L'ambassadeur, représentant permanent du Maroc auprès des Nations unies à Vienne, Azzedine Farhane, a souligné l’engagement actif du Maroc dans des partenariats régionaux et internationaux face à la nature transnationale du trafic de drogues.
"Le Maroc demeure activement engagé dans des partenariats régionaux et internationaux afin de faire face à la nature transnationale du trafic de drogues ", a indiqué M. Farhane, lors d’un side-event organisé en marge de la 69e Commission sur les stupéfiants (CND).
Le diplomate a, dans cette veine, relevé que le Maroc s’attache au renforcement du consensus international et de l’action collective face au problème mondial de la drogue, en mettant l’accent sur des politiques intégrées, la coopération internationale et l’investissement dans la prévention.
"L’expérience a montré que les réponses limitées à une seule dimension ne peuvent produire de résultats durables", a-t-il fait observer, ajoutant que pour réduire les marchés de drogues illicites, il faut agir simultanément sur l’offre et la demande, tout en veillant à ce que nos politiques restent cohérentes, coordonnées et fondées sur des données factuelles.
Lors de cette rencontre organisée sous le thème : "Réduire l’offre et la demande de drogues : parler d’une seule voix et agir dans la même direction", M. Farhane a fait une radioscopie des efforts mondiaux face aux drogues. Il a, dans ce contexte, mis en garde contre une approche opposant "différentes priorités", telles que l’application de la loi et la santé publique, la prévention et les soins, ou encore l’éducation et la sécurité.
"En réalité, ces approches ne sont pas des alternatives concurrentes mais des piliers complémentaires d’une stratégie efficace et durable", a-t-il souligné, mettant en avant les grandes lignes de la stratégie nationale du Royaume, laquelle illustre "l’importance d’une telle approche intégrée".
Cette stratégie s’articule autour de plusieurs piliers, notamment le renforcement de la lutte contre le trafic illicite et les réseaux criminels, la prévention et à la sensibilisation, en particulier auprès des jeunes.
Elle repose également sur un accès élargi aux services de traitement, de prise en charge et de réhabilitation, ainsi qu’une coordination étroite entre les différents acteurs concernés, notamment les autorités publiques, les institutions de santé, les acteurs éducatifs et les organisations de la société civile.
Fort de cette expérience, le Royaume a proposé plusieurs pistes susceptibles de contribuer à un consensus plus large et à une action plus efficace au niveau international.
"Nous devrions continuer à promouvoir des politiques intégrées qui s’attaquent simultanément à l’offre et à la demande, en reconnaissant que les mesures en matière de sécurité, de santé et d’action sociale doivent se renforcer mutuellement", a souligné M. Farhane.

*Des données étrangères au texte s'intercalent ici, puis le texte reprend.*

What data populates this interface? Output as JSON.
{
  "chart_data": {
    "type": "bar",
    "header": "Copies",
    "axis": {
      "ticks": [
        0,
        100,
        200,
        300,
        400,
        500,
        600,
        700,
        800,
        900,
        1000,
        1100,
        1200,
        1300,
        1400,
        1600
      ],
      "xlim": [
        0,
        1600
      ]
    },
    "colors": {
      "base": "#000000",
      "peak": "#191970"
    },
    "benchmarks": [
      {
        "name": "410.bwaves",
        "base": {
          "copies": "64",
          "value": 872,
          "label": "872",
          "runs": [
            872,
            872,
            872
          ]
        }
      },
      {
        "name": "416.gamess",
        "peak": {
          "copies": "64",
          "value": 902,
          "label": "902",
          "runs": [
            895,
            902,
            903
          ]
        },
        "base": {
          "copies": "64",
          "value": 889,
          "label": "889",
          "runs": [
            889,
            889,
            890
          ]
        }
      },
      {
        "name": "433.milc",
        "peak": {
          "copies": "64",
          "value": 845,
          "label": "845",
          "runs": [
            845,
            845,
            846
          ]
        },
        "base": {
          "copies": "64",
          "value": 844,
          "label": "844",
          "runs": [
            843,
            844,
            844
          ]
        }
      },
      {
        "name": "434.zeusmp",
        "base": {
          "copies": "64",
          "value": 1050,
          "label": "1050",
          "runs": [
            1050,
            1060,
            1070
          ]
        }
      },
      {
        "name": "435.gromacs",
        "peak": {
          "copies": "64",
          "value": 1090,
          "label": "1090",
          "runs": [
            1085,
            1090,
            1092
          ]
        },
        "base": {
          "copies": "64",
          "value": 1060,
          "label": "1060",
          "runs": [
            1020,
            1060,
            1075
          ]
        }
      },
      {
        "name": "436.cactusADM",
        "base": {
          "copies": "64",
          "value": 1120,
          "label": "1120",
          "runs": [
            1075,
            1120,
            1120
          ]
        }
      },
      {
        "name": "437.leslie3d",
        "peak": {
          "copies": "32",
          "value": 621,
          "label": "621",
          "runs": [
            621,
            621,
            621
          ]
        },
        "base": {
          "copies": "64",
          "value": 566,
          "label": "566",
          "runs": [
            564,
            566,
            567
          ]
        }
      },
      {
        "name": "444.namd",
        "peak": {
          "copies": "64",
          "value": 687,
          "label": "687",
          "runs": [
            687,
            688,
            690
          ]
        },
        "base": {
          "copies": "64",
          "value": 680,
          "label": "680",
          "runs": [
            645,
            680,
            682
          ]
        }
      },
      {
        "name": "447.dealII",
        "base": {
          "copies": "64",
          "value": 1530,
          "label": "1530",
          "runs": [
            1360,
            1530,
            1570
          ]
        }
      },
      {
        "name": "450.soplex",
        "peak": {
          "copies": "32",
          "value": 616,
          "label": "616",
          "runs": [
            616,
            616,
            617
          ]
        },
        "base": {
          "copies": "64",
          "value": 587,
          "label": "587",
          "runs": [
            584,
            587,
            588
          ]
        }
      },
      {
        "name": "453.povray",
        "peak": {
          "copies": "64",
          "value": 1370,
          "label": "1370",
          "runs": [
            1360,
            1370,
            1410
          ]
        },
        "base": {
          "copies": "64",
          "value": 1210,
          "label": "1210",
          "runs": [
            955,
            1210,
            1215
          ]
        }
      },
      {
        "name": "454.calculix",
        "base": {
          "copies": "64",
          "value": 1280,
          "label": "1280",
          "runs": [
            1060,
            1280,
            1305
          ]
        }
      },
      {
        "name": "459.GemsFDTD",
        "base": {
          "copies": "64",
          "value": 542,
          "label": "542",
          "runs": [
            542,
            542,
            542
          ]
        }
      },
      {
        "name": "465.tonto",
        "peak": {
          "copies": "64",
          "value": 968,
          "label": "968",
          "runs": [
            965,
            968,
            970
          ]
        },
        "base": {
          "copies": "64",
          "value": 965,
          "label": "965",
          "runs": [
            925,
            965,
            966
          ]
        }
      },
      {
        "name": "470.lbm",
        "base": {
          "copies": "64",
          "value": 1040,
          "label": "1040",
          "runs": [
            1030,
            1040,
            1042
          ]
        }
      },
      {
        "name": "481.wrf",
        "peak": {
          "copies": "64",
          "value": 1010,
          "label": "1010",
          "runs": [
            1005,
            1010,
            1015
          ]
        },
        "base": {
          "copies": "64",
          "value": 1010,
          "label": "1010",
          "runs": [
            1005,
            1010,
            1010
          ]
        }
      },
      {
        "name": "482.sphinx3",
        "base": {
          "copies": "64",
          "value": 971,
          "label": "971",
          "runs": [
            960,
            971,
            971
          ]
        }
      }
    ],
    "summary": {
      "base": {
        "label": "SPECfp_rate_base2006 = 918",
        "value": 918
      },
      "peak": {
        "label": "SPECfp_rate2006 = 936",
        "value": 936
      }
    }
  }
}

Il a, par ailleurs, souligné la nécessité d'"investir davantage dans la prévention et l’éducation", en particulier auprès des jeunes, pour réduire la demande à long terme, ainsi que l’impératif de "continuer à soutenir les approches fondées sur des données factuelles et l’échange de bonnes pratiques, afin de permettre aux pays de concevoir des politiques à la fois efficaces et adaptées à leur contexte national".
Le Maroc demeure pleinement engagé à travailler avec l’ensemble des partenaires afin de promouvoir des réponses coordonnées, fondées sur des données probantes et respectueuses de la dimension humaine du problème mondial de la drogue, conformément aux engagements internationaux communs, a conclu le diplomate.
Organisé par la France avec le soutien de l’Office des Nations Unies contre la drogue et le crime (ONUDC), de l'OMS, de l'Union européenne, du Brésil, de la Grèce, du Japon, du Maroc, du Pérou et du Royaume-Uni, l’événement a réuni une vaste audience composée notamment du président de la Mission interministérielle de lutte contre les drogues et les conduites addictives (MILDECA, France), Nicolas Prisse, du directeur exécutif par intérim de l'ONUDC, John Brandolino, ainsi que de Richard Chidwick de l’Unité conjointe de lutte contre la drogue du gouvernement britannique.
L’événement avait pour objectif de parvenir à un consensus aussi large que possible sur la lutte contre l'offre et la demande de drogues, ainsi que sur les moyens de mener cette lutte.